Tanımadığımız insanlara karşı bencilleşiveriyoruz
kolaylıkla. Görünen o ki aralarındaki bağları sağlamlaştırmak için çaba harcamak
yerine insanlar aralarında duvarlar yükseltmek için harç taşımaya yatkınlar.

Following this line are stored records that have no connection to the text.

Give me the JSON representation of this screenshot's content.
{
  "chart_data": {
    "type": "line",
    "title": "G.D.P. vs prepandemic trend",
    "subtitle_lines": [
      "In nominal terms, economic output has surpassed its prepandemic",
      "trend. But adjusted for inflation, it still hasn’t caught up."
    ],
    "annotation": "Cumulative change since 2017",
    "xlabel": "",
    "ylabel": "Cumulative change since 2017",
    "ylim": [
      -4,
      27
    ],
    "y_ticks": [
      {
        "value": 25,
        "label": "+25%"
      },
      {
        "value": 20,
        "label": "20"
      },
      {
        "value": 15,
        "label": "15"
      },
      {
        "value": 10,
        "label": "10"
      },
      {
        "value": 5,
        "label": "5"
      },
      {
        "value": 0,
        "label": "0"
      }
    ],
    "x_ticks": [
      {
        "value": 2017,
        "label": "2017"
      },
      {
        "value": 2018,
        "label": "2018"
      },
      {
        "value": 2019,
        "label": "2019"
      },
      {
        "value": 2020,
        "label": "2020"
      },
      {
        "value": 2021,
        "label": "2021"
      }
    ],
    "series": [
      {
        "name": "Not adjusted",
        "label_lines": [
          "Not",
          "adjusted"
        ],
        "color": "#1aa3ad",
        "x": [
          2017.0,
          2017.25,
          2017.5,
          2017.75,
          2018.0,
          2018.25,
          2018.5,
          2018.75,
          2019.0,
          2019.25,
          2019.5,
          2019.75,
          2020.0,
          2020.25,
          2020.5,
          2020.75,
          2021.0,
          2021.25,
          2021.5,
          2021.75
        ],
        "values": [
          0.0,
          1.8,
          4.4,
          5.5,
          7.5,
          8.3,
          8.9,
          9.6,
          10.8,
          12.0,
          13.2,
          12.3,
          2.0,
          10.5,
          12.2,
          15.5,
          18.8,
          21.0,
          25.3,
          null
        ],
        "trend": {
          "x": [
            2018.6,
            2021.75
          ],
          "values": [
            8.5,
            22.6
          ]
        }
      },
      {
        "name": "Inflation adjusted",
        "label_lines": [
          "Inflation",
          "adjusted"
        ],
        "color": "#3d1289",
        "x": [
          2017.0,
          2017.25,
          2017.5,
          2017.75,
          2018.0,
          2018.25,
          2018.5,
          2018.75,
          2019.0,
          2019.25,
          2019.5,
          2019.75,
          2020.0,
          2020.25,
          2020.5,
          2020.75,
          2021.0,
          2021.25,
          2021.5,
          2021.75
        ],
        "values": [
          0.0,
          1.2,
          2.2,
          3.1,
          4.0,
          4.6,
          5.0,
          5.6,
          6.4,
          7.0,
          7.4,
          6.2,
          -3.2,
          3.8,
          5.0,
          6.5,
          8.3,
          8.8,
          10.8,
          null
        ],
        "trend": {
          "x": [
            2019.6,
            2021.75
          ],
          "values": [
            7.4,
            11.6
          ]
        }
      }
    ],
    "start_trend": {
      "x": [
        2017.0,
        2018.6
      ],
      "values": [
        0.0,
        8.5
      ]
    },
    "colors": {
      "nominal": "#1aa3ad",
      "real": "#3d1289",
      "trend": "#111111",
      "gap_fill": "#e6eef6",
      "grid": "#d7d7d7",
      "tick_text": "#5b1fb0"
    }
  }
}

İnsanlar aralarındaki sıcaklığı olması
gereken seviyede tutmaya çabalarken, içtenliğin ciddiyetsizliğe dönüşmesinden
sakınırken, karşılıklı sorumluluk
üstlenmenin birbirine yük olmakla sonuçlanmaması için gayret ederken; sıcaklık,
içtenlik ve sorumluk üstlenmenin de kişiliklerini birbirine açmakla ve içten
pazarlıklı olmayan yakınlaşmayı sağlamakla gerçekleşebileceğini sürekli hatırda
tutmalı.
İnsanı nesneler dünyasındaki bunalmışlığından
çekip çıkaracak arkadaşlık, dostluk hemcinsi ile kuracağı irtibat sayesinde imkân
dâhiline girer. Kişi ancak bir başka kişiye, ardından başka kişilere kendini
açmak suretiyle sıkıntıdaki ruhunu feraha erdirmede mesafe katedebilir.
Yalıtılmış dünyamızdan başka dünyalara kapılar açarak elde edilecek ferahlıktır ki felaha erdirecek yolun başlangıcı olabilir. Elbette her an
konuşabilir bir suskunluk her an susabilir bir konuşurluktan yeğdir.